From the very beginning, the Voice of America has held at its core the mission to present to the world the policies and culture of the United States, while reporting on global news events accurately, clearly, and objectively.  It has been one of the U.S.’s most effective public relations initiatives. All around the world, the Voice of America is highly respected as an honest and fair messenger, and in many places, as the only comprehensive source of news free from propaganda.  From Nazi Germany to Communist Eastern Europe to Kim Jong Il’s North Korea, VOA has often been the only connection to the outside world that people of repressive regimes have. [...]

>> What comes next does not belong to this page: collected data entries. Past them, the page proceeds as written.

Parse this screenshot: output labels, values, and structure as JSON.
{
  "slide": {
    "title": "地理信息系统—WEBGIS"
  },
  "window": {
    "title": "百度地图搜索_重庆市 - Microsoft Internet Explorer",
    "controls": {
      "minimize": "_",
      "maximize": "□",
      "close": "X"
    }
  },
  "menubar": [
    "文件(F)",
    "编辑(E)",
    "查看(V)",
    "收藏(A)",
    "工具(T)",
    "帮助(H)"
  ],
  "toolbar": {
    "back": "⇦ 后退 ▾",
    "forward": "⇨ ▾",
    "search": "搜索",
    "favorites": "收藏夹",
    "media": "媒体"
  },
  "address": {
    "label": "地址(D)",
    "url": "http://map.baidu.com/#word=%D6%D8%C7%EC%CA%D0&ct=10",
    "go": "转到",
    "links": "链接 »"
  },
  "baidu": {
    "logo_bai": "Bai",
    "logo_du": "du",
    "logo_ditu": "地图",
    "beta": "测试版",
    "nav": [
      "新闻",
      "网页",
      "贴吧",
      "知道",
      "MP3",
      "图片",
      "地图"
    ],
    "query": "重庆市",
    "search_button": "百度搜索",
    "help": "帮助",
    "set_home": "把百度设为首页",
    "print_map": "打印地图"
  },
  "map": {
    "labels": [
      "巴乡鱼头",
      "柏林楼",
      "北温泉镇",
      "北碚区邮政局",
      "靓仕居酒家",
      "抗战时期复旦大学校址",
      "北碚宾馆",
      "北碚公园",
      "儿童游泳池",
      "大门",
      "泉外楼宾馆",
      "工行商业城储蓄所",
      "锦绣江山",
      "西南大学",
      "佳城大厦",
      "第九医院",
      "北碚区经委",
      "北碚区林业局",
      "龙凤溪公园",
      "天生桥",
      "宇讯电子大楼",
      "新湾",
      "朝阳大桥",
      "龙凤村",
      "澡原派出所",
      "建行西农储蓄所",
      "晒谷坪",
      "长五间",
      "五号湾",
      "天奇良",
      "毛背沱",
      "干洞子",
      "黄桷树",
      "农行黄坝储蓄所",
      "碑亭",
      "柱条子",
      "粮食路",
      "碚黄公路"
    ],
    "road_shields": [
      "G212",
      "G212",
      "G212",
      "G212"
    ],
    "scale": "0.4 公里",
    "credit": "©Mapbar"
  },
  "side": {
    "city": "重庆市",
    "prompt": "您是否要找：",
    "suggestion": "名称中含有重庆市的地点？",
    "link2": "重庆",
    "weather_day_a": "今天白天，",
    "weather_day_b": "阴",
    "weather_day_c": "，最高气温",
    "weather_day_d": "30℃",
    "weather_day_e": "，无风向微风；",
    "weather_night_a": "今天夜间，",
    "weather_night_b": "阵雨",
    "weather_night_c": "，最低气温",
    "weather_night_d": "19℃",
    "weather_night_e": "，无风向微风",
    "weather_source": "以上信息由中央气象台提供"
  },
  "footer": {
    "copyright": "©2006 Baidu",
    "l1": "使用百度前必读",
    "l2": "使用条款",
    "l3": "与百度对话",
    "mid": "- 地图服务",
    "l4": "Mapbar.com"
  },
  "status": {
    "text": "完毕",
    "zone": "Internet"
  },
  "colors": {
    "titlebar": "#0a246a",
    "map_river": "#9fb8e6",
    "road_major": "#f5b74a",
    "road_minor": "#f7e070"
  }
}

Today, VOA broadcasts through the Internet, television, and a network of AM, FM, and shortwave radio signals. The approximately 1500 hours of programs per week include features on American culture, learning English, international news, discussion programs, and regionally focused programs to address the needs of the local populations.  VOA broadcasts in 43 languages, televising programs in 26 of those, and reaches 141 million people weekly. All this makes VOA one of the largest multimedia news organizations in the world.